Several senators have called for funding childcare centers through the crisis. Sen. Patty Murrey was instrumental in getting $3.5 billion included in the CARES Act for nationwide childcare assistance for low income families and has since introduced legislation with Rep. Rosa L. DeLauro and Rep. Robert C. Scott that would establish a $50 billion Child Care Stabilization Fund. Republicans, however, have so far blocked any attempts to pass any proposal that would aid the American people, dragging their feet on a second stimulus bill and refusing to pass the HEROES Act introduced by the Democrats. It is clear that without further aid, the childcare system in the United States will not make it through to the other side of this crisis and until schools are able to reopen fully, parents, and subsequently their jobs and the economy, will suffer.
We’ve included some quotes from parents and childcare providers below about their current predicament. To read more accounts, click here.

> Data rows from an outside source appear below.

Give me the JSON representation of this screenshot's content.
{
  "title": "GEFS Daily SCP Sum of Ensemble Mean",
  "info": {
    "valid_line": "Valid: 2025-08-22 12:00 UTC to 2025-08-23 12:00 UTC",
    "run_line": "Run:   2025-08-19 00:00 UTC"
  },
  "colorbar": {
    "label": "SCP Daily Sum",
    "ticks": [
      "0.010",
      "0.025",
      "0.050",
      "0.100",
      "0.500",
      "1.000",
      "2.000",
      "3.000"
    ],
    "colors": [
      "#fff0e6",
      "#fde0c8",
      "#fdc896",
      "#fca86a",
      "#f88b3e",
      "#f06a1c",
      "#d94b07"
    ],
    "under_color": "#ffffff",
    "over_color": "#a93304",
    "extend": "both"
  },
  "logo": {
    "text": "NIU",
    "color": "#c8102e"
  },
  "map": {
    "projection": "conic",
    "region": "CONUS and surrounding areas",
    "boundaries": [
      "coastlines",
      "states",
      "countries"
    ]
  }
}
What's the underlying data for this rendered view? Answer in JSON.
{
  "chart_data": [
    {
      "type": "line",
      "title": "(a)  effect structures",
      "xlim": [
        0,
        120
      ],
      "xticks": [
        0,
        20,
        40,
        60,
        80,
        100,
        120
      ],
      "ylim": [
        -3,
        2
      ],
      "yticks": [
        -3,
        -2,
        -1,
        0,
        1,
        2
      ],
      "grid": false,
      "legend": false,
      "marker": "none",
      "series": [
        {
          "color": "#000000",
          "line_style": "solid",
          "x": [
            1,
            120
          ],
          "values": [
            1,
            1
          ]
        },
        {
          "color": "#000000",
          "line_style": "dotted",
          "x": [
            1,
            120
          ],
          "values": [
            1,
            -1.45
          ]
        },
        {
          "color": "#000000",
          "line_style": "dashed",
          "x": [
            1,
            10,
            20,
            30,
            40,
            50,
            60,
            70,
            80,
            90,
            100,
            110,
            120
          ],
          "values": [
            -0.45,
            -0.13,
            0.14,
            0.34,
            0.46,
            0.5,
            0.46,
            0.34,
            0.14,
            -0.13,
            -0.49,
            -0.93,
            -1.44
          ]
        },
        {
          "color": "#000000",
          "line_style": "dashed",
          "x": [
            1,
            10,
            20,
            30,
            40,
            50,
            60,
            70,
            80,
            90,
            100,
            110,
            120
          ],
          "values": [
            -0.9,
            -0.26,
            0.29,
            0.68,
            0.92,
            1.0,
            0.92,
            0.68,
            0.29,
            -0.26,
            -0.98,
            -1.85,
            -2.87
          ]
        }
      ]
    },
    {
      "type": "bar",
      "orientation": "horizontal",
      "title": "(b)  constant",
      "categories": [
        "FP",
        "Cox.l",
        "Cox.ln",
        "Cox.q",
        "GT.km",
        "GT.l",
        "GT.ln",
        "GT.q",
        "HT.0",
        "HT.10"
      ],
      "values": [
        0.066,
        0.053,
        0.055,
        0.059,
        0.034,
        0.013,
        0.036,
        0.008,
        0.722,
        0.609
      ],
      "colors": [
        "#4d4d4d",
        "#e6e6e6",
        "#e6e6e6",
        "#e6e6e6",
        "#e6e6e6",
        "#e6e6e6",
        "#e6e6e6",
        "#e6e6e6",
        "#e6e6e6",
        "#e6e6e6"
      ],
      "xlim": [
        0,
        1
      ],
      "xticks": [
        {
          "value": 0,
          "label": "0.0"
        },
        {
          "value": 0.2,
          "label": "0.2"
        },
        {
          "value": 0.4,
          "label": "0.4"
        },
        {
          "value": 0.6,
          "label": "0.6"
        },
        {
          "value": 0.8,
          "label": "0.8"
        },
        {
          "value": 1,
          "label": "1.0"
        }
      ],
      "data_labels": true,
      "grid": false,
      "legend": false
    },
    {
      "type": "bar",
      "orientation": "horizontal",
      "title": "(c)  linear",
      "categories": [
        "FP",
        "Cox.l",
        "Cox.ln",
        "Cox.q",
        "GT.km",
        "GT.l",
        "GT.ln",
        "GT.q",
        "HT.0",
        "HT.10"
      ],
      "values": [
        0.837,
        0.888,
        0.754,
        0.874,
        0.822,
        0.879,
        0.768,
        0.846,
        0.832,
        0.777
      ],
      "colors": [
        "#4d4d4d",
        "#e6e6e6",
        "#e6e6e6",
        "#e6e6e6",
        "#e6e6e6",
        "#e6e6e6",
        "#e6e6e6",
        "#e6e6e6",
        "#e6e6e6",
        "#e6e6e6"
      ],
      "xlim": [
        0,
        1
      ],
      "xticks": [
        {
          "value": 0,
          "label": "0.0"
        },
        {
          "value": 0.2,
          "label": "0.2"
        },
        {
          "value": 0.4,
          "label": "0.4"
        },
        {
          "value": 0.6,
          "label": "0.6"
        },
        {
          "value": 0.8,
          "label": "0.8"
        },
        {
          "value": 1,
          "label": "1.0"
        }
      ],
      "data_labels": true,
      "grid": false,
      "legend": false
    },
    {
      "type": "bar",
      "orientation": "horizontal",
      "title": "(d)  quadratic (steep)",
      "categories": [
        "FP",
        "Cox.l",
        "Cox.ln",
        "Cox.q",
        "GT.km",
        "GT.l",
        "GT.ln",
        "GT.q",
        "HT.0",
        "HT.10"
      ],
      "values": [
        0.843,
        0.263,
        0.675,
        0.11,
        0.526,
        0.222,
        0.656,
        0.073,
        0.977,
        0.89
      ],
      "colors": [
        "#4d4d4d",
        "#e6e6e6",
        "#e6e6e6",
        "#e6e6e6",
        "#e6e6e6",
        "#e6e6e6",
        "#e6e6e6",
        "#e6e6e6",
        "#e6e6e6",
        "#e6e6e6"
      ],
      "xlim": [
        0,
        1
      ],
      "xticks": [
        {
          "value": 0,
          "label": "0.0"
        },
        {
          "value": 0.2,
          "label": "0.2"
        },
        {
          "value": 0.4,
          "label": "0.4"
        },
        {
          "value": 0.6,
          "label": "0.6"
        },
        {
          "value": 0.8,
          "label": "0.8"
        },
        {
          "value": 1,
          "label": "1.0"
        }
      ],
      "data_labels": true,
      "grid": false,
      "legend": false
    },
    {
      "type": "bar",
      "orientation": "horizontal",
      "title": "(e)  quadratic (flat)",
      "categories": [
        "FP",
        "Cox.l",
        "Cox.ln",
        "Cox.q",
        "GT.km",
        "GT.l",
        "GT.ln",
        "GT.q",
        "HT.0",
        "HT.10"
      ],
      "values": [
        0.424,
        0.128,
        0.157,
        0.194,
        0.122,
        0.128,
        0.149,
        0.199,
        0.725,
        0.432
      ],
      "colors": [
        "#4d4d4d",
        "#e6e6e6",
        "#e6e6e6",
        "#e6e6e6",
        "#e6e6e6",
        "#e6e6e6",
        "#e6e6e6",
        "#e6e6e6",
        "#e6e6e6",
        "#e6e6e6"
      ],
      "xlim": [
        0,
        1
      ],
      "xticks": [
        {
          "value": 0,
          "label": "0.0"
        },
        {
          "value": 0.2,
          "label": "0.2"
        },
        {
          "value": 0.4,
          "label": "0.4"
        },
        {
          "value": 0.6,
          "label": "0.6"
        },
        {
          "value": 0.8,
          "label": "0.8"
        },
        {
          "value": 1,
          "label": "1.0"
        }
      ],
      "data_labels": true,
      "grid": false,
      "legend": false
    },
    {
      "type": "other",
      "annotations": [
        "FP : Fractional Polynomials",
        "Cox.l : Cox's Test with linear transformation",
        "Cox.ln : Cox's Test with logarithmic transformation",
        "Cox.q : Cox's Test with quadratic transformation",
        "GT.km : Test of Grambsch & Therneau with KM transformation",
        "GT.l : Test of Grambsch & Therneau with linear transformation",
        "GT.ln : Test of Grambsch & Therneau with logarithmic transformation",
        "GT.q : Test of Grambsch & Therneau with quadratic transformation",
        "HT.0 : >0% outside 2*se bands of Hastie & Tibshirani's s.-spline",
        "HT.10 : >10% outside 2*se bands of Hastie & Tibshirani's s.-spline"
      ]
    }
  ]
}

“I want Congress and policymakers to know that child care providers have been forgotten as heroes and essential workers. I see support for front line medical staff, and grocery employees, mail carriers and teachers (rightfully so!). But who is thanking the people who open their programs to the children of these people? Who is acknowledging the risk these men and women put themselves and their families in direct contact with by accepting these children, every day? And who is talking about how LITTLE these men and women are compensated for as they continue to teach and address the social-emotional needs of these children? I can afford to pay my child care provider while not attending, but only just. And I know that she is not getting paid what she deserves. I would love for Congress and policymakers to know that child care providers are an abused resource to the communities they serve, and I would love to see them get the spotlight they deserve as they step up (as they’ve ALWAYS done) in this time of crisis.” -– Chelsea, parent from Rochester, NY.
“As a small private child care provider serving few essential workers, we made the difficult decision to close for the protection and safety of our children, families, and staff. Our future is uncertain, and we need fiscal relief for our employees and our ability to sustain this circumstance.” – Michele, child care provider from Tracy, CA.